I had my gun if I needed it. But a gun was a last resort on a job like this. You didn’t want to draw attention to your presence when there were highly-trained guards just minutes away.

I had my knife, but unless I could get a clean cut to the carotid, knives took too long and were messier than necessary.

I had a garrote. Which, in my humble opinion, was an underutilized method.

But for this job, I was pretty confident going with either a simple neck break if I could get behind him without being seen or heard, or the ever-classic staple of a plastic bag over the head.

Did it take longer?

Yes.

But it also made it impossible for the person you were killing to make any sort of noise.
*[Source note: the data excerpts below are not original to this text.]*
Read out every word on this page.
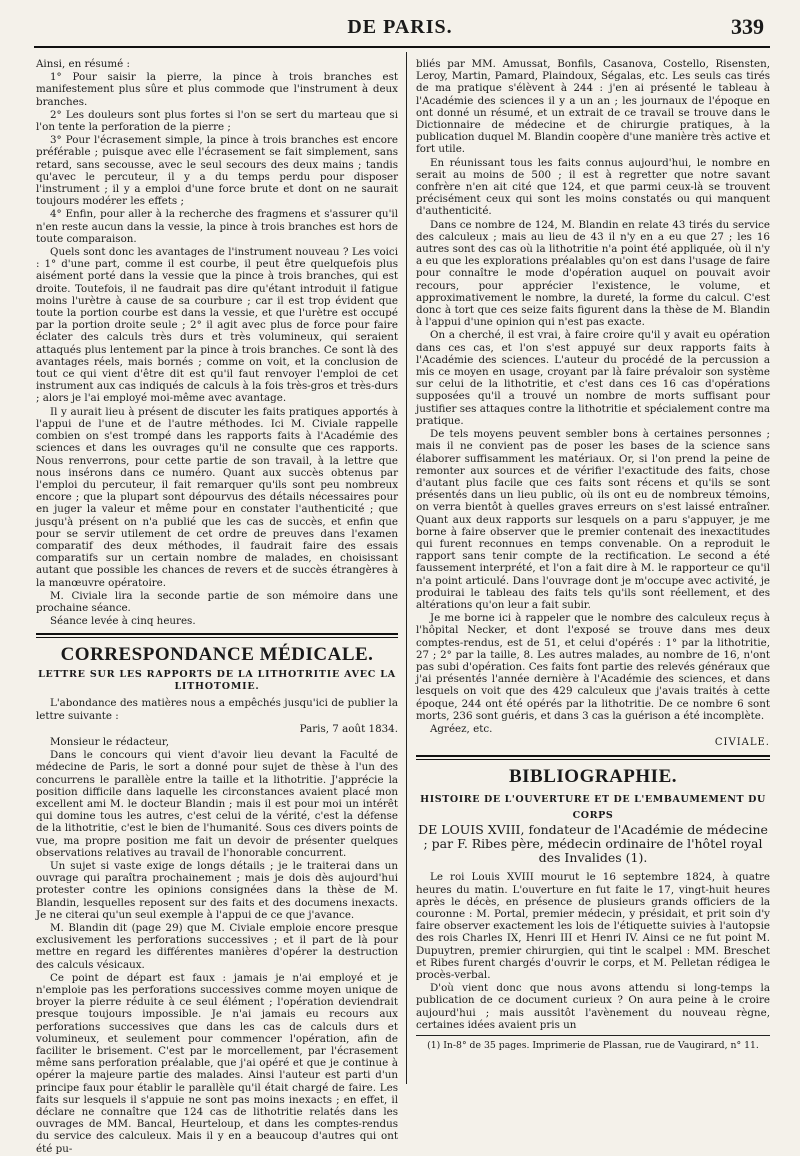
DE PARIS.	339

Ainsi, en résumé :

1° Pour saisir la pierre, la pince à trois branches est manifestement plus sûre et plus commode que l'instrument à deux branches.

2° Les douleurs sont plus fortes si l'on se sert du marteau que si l'on tente la perforation de la pierre ;

3° Pour l'écrasement simple, la pince à trois branches est encore préférable ; puisque avec elle l'écrasement se fait simplement, sans retard, sans secousse, avec le seul secours des deux mains ; tandis qu'avec le percuteur, il y a du temps perdu pour disposer l'instrument ; il y a emploi d'une force brute et dont on ne saurait toujours modérer les effets ;

4° Enfin, pour aller à la recherche des fragmens et s'assurer qu'il n'en reste aucun dans la vessie, la pince à trois branches est hors de toute comparaison.

Quels sont donc les avantages de l'instrument nouveau ? Les voici : 1° d'une part, comme il est courbe, il peut être quelquefois plus aisément porté dans la vessie que la pince à trois branches, qui est droite. Toutefois, il ne faudrait pas dire qu'étant introduit il fatigue moins l'urètre à cause de sa courbure ; car il est trop évident que toute la portion courbe est dans la vessie, et que l'urètre est occupé par la portion droite seule ; 2° il agit avec plus de force pour faire éclater des calculs très durs et très volumineux, qui seraient attaqués plus lentement par la pince à trois branches. Ce sont là des avantages réels, mais bornés ; comme on voit, et la conclusion de tout ce qui vient d'être dit est qu'il faut renvoyer l'emploi de cet instrument aux cas indiqués de calculs à la fois très-gros et très-durs ; alors je l'ai employé moi-même avec avantage.

Il y aurait lieu à présent de discuter les faits pratiques apportés à l'appui de l'une et de l'autre méthodes. Ici M. Civiale rappelle combien on s'est trompé dans les rapports faits à l'Académie des sciences et dans les ouvrages qu'il ne consulte que ces rapports. Nous renverrons, pour cette partie de son travail, à la lettre que nous insérons dans ce numéro. Quant aux succès obtenus par l'emploi du percuteur, il fait remarquer qu'ils sont peu nombreux encore ; que la plupart sont dépourvus des détails nécessaires pour en juger la valeur et même pour en constater l'authenticité ; que jusqu'à présent on n'a publié que les cas de succès, et enfin que pour se servir utilement de cet ordre de preuves dans l'examen comparatif des deux méthodes, il faudrait faire des essais comparatifs sur un certain nombre de malades, en choisissant autant que possible les chances de revers et de succès étrangères à la manœuvre opératoire.

M. Civiale lira la seconde partie de son mémoire dans une prochaine séance.

Séance levée à cinq heures.

CORRESPONDANCE MÉDICALE.
LETTRE SUR LES RAPPORTS DE LA LITHOTRITIE AVEC LA
LITHOTOMIE.

L'abondance des matières nous a empêchés jusqu'ici de publier la lettre suivante :

Paris, 7 août 1834.

Monsieur le rédacteur,

Dans le concours qui vient d'avoir lieu devant la Faculté de médecine de Paris, le sort a donné pour sujet de thèse à l'un des concurrens le parallèle entre la taille et la lithotritie. J'apprécie la position difficile dans laquelle les circonstances avaient placé mon excellent ami M. le docteur Blandin ; mais il est pour moi un intérêt qui domine tous les autres, c'est celui de la vérité, c'est la défense de la lithotritie, c'est le bien de l'humanité. Sous ces divers points de vue, ma propre position me fait un devoir de présenter quelques observations relatives au travail de l'honorable concurrent.

Un sujet si vaste exige de longs détails ; je le traiterai dans un ouvrage qui paraîtra prochainement ; mais je dois dès aujourd'hui protester contre les opinions consignées dans la thèse de M. Blandin, lesquelles reposent sur des faits et des documens inexacts. Je ne citerai qu'un seul exemple à l'appui de ce que j'avance.

M. Blandin dit (page 29) que M. Civiale emploie encore presque exclusivement les perforations successives ; et il part de là pour mettre en regard les différentes manières d'opérer la destruction des calculs vésicaux.

Ce point de départ est faux : jamais je n'ai employé et je n'emploie pas les perforations successives comme moyen unique de broyer la pierre réduite à ce seul élément ; l'opération deviendrait presque toujours impossible. Je n'ai jamais eu recours aux perforations successives que dans les cas de calculs durs et volumineux, et seulement pour commencer l'opération, afin de faciliter le brisement. C'est par le morcellement, par l'écrasement même sans perforation préalable, que j'ai opéré et que je continue à opérer la majeure partie des malades. Ainsi l'auteur est parti d'un principe faux pour établir le parallèle qu'il était chargé de faire. Les faits sur lesquels il s'appuie ne sont pas moins inexacts ; en effet, il déclare ne connaître que 124 cas de lithotritie relatés dans les ouvrages de MM. Bancal, Heurteloup, et dans les comptes-rendus du service des calculeux. Mais il y en a beaucoup d'autres qui ont été pu-

bliés par MM. Amussat, Bonfils, Casanova, Costello, Risensten, Leroy, Martin, Pamard, Plaindoux, Ségalas, etc. Les seuls cas tirés de ma pratique s'élèvent à 244 : j'en ai présenté le tableau à l'Académie des sciences il y a un an ; les journaux de l'époque en ont donné un résumé, et un extrait de ce travail se trouve dans le Dictionnaire de médecine et de chirurgie pratiques, à la publication duquel M. Blandin coopère d'une manière très active et fort utile.

En réunissant tous les faits connus aujourd'hui, le nombre en serait au moins de 500 ; il est à regretter que notre savant confrère n'en ait cité que 124, et que parmi ceux-là se trouvent précisément ceux qui sont les moins constatés ou qui manquent d'authenticité.

Dans ce nombre de 124, M. Blandin en relate 43 tirés du service des calculeux ; mais au lieu de 43 il n'y en a eu que 27 ; les 16 autres sont des cas où la lithotritie n'a point été appliquée, où il n'y a eu que les explorations préalables qu'on est dans l'usage de faire pour connaître le mode d'opération auquel on pouvait avoir recours, pour apprécier l'existence, le volume, et approximativement le nombre, la dureté, la forme du calcul. C'est donc à tort que ces seize faits figurent dans la thèse de M. Blandin à l'appui d'une opinion qui n'est pas exacte.

On a cherché, il est vrai, à faire croire qu'il y avait eu opération dans ces cas, et l'on s'est appuyé sur deux rapports faits à l'Académie des sciences. L'auteur du procédé de la percussion a mis ce moyen en usage, croyant par là faire prévaloir son système sur celui de la lithotritie, et c'est dans ces 16 cas d'opérations supposées qu'il a trouvé un nombre de morts suffisant pour justifier ses attaques contre la lithotritie et spécialement contre ma pratique.

De tels moyens peuvent sembler bons à certaines personnes ; mais il ne convient pas de poser les bases de la science sans élaborer suffisamment les matériaux. Or, si l'on prend la peine de remonter aux sources et de vérifier l'exactitude des faits, chose d'autant plus facile que ces faits sont récens et qu'ils se sont présentés dans un lieu public, où ils ont eu de nombreux témoins, on verra bientôt à quelles graves erreurs on s'est laissé entraîner. Quant aux deux rapports sur lesquels on a paru s'appuyer, je me borne à faire observer que le premier contenait des inexactitudes qui furent reconnues en temps convenable. On a reproduit le rapport sans tenir compte de la rectification. Le second a été faussement interprété, et l'on a fait dire à M. le rapporteur ce qu'il n'a point articulé. Dans l'ouvrage dont je m'occupe avec activité, je produirai le tableau des faits tels qu'ils sont réellement, et des altérations qu'on leur a fait subir.

Je me borne ici à rappeler que le nombre des calculeux reçus à l'hôpital Necker, et dont l'exposé se trouve dans mes deux comptes-rendus, est de 51, et celui d'opérés : 1° par la lithotritie, 27 ; 2° par la taille, 8. Les autres malades, au nombre de 16, n'ont pas subi d'opération. Ces faits font partie des relevés généraux que j'ai présentés l'année dernière à l'Académie des sciences, et dans lesquels on voit que des 429 calculeux que j'avais traités à cette époque, 244 ont été opérés par la lithotritie. De ce nombre 6 sont morts, 236 sont guéris, et dans 3 cas la guérison a été incomplète.

Agréez, etc.

CIVIALE.
BIBLIOGRAPHIE.
HISTOIRE DE L'OUVERTURE ET DE L'EMBAUMEMENT DU CORPS
DE LOUIS XVIII, fondateur de l'Académie de médecine ; par F. Ribes père, médecin ordinaire de l'hôtel royal des Invalides (1).

Le roi Louis XVIII mourut le 16 septembre 1824, à quatre heures du matin. L'ouverture en fut faite le 17, vingt-huit heures après le décès, en présence de plusieurs grands officiers de la couronne : M. Portal, premier médecin, y présidait, et prit soin d'y faire observer exactement les lois de l'étiquette suivies à l'autopsie des rois Charles IX, Henri III et Henri IV. Ainsi ce ne fut point M. Dupuytren, premier chirurgien, qui tint le scalpel : MM. Breschet et Ribes furent chargés d'ouvrir le corps, et M. Pelletan rédigea le procès-verbal.

D'où vient donc que nous avons attendu si long-temps la publication de ce document curieux ? On aura peine à le croire aujourd'hui ; mais aussitôt l'avènement du nouveau règne, certaines idées avaient pris un

(1) In-8° de 35 pages. Imprimerie de Plassan, rue de Vaugirard, n° 11.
It also didn’t leave fingerprints or bruises like just choking someone out would.

As I made my way down the hallway of what was the house staff area, though there was no one there full-time, I could feel the parts of myself that I’d carefully cultivated over the years slowly starting to slip away, leaving me with the man I’d been shaped into to do the jobs the military wanted me to do. That monster in men’s clothing never fully came out, not anymore. I’d worked too hard to rein him in, chain him down. But when on jobs for Quin, or on my own little personal missions, parts of that person I used to be reemerged.

It was healthy, I’d convinced myself, to allow that every now and again.

If you didn’t have an outlet, that was how the trauma started to eat away at you.

Like Finn with the obsessive cleaning.

Like Ranger hiding in the woods away from society.

Like Holden who’d done something similar because his PTSD nightmares were so uncontrollable that he could very well end up killing an innocent when he got too deep into his own head while unconscious. Word was that the girl he’d trained for years in the woods to become the best fighter and killer possible used to have to lock herself in at night to stay safe from him when he was in a bad spell.

I didn’t want that life.

I’d had the darkness consume me for enough time. Letting little bits of it leech out kept it out of my system for weeks or months at a time, allowing me to chase after the lighter things instead.

So, in a way, I was thankful for the job, even if I’d made Quin practically beg me to become part of the team.

It was good for me.

And it was good for the world.

Because men like Brandon Adams didn’t belong in it.

That was where my mind was as I carefully made my way through the kitchen, then in toward the empty family room. A movement in the front study had me pausing, ready to slip backward to hide if Adams was coming my way.

But no.

No.

It wasn’t Adams.

It was a woman.

Moving behind Adams.

Raising her arm.

With a gun in her hand.

I felt like I was watching some sort of movie, like this situation couldn’t actually be happening. In real life, you didn’t just happen upon a murder as you were going into someone’s house to murder them. That was ridiculous.